Mas será que a autocrítica nos torna melhores e contribui para o nosso desenvolvimento?
Vamos pensar na forma como nos sentimos quando nos criticamos — “Sou mesmo incompetente, nunca vou conseguir fazer este trabalho” — depois de dizeres isto a ti próprio os sentimentos que aparecem relacionam-se com compreensão, motivação, produtividade ou criatividade? Se estás com dúvidas em responder a esta pergunta, pensa se seria desta forma que apoiarias a pessoa mais especial da tua vida. E aqui a resposta parece mais óbvia. Não! A verdade é que a autocrítica pode despertar sentimentos de inferioridade, inadequação e insegurança, que conduzem muitas vezes a problemas de saúde mental como a depressão. Além disso, uma mente crítica aumenta a probabilidade de nos envolvermos em comportamentos de procrastinação, aumenta a nossa intolerância à incerteza, diminui a nossa disposição para correr riscos ou aceitar desafios e constrói autoconceitos negativos.
Então qual é a alternativa para uma mente crítica?
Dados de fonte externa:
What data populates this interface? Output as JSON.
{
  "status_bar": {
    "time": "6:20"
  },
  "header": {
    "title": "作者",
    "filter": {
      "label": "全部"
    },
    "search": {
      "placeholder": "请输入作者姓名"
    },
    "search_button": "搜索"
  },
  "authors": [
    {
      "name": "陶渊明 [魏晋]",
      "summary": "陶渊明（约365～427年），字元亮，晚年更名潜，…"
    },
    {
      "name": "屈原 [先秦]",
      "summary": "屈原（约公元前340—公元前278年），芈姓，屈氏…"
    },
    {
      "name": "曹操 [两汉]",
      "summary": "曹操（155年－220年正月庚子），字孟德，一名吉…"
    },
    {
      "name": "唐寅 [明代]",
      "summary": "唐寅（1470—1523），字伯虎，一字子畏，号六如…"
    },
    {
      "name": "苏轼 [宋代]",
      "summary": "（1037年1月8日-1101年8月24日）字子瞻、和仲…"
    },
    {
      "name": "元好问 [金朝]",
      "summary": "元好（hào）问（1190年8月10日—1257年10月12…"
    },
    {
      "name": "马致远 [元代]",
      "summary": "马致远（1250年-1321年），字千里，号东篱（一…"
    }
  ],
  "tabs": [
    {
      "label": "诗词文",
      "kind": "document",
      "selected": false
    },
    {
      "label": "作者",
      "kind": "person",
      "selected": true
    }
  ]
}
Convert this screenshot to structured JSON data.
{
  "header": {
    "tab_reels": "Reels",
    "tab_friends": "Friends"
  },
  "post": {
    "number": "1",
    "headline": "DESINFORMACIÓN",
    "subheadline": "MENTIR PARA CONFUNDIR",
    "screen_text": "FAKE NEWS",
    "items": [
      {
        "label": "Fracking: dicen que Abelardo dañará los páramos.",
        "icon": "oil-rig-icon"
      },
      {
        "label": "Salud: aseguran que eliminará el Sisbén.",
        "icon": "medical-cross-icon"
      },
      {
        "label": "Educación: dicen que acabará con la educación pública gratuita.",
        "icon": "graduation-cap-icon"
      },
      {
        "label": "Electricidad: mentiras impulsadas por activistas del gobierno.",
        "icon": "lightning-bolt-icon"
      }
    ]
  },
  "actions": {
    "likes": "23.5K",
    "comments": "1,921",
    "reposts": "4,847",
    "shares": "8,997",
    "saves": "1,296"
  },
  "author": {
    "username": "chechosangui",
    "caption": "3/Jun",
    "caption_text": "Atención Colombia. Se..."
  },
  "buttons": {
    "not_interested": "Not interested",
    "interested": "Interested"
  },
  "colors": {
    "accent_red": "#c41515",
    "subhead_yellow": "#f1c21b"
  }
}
É uma mente compassiva.
A autocompaixão como força da mudança
Muitas vezes acreditamos que se formos demasiado bondosos e compreensivos connosco, vamos tornar-nos seres humanos irresponsáveis, desorganizados, sem objetivos e descomprometidos com o que realmente é importante para nós. Daí alimentarmos uma voz autocrítica, como falamos até agora.
No entanto, a autocompaixão não significa assumirmos uma postura passiva perante aquilo que nos acontece. Pelo contrário, exige que de forma consciente reparemos no que está a acontecer, reconhecendo o que estamos a sentir e dando espaço para que esses sentimentos estejam presentes, sem criticar e sem julgar. Além disso, a autocompaixão envolve a consciência de que todos os seres humanos sofrem e erram ao longo da vida e, por isso, outras pessoas sentem exatamente as mesmas coisas em situações semelhantes à nossa. Por fim, uma mente compassiva é uma mente que responde de uma forma benevolente, carinhosa e compreensiva, assumindo a dificuldade de viver determinadas experiências e focando-se nas nossas necessidades.
Quando cometeres um erro ou sentires que falhaste, lembra-te que esse momento é também uma oportunidade de construíres uma relação saudável contigo. Podes começar por:
- Reparar que te estás a criticar;
- Não te critiques por te estares a criticar — reconhece a função da autocrítica na tua vida, e cria espaço para que exista outra resposta, uma resposta mais compassiva;
- Conversa contigo como se estivesses a conversar com uma pessoa muito querida e especial para ti ou imagina o que te diria essa pessoa;
- Pergunta-te: O que é que eu preciso agora?
A relação que temos connosco é a relação mais importante das nossas vidas, cuida dela com amor!